Configuration
“Holy God,” we say. Lory has crinkled all of the wire hangers into a meaningless Venn diagram on the wall. Lory tries to wink and tit in some sort of meaningful way, but she is covered in flowers and downy hair, and it all feels like too much to be honest. Lory, standing on top of the covers, like some conquest, Lory hears out of one ear and pouts against her shallow chin. “Lory,” we say. “Go ahead, explain it.” But Lory knows the rules. Lory presses the meaning deep inside her and reaches with a blunt thumb between her teeth to dig something out. “Come in,” she says. “Take a look.” And that’s all we do. We whisper, and Lory beams proudly and stirs within herself. We coo a bit and think that we’ll forget this by tomorrow, but a handful of tomorrows come and this image still pops up like floaters in our vision.

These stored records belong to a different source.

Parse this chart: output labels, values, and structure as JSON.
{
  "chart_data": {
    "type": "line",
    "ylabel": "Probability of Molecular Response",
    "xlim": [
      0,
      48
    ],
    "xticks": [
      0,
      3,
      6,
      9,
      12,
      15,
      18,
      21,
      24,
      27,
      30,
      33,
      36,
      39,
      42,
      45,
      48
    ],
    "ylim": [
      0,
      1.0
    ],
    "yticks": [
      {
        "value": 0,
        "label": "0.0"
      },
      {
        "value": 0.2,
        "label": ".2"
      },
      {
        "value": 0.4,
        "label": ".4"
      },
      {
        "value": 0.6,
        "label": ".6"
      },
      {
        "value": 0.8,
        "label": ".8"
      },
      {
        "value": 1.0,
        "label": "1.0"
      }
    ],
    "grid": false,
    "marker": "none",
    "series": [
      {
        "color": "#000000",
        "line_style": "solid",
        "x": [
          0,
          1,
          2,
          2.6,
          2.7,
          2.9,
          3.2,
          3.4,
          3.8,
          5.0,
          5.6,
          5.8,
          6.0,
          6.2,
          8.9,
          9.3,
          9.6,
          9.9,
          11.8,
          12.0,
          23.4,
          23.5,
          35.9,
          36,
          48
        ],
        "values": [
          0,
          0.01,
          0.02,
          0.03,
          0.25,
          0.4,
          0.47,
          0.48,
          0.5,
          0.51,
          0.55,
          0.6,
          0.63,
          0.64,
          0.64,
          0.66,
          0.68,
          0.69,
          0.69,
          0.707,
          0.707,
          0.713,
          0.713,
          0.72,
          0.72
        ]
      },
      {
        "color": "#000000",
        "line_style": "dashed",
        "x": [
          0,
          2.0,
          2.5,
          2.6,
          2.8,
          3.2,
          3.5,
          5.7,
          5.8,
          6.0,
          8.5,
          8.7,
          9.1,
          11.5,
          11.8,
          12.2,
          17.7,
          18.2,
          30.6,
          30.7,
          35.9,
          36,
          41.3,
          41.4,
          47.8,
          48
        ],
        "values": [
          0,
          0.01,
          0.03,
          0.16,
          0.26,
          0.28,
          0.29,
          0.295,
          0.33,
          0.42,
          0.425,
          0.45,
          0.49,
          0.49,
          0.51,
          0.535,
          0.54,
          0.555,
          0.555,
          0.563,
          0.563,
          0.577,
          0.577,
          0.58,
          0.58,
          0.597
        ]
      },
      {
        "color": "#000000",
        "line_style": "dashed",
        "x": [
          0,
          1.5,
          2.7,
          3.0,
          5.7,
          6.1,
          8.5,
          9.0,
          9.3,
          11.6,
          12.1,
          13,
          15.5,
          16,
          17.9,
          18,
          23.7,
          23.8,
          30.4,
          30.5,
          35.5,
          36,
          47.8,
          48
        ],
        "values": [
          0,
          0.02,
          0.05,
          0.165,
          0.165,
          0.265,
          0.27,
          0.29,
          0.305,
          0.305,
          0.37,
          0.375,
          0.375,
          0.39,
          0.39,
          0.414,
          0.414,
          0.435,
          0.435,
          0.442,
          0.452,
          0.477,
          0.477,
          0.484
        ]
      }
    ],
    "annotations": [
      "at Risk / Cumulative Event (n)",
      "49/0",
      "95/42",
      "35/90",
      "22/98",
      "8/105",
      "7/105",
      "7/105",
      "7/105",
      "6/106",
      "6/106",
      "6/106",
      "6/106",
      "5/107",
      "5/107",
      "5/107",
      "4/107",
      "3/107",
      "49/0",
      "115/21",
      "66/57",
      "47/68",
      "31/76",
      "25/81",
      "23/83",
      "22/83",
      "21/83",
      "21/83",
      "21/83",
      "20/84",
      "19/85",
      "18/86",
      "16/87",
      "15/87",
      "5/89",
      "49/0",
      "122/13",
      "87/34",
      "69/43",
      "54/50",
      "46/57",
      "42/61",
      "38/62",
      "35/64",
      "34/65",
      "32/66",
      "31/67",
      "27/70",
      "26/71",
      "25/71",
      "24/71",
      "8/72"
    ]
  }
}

The next time we see Lory, Tuck is disappearing behind her, doing that thing where you stand behind someone and stick you arms under their armpits so it looks like the person in front has four arms. We wait for them to get still before we laugh, and their elbows are waving and tangling again, and then we have to fly our hands to our faces, because the image of those wire hangers returns. Lory, with her piggish eyes, looks down, and sees all four of her arms, and tells us twice about her confusion headaches. Tuck sends out a stray hum behind her, to remind her he’s there, and her arms get heavy and trap his hands right where they are. The two of them stand for hours there, free and yet tied. We leave and go to the mall, where there are salesgirls and gold and the slow pace of age. There are hollow prayers in the air that look just like window shopping. We hop around in our slender skins and ogle the sagging, elderly patrons on the benches. We stick out like sore thumbs, or the old people do. Whichever it is, someone doesn’t fit in.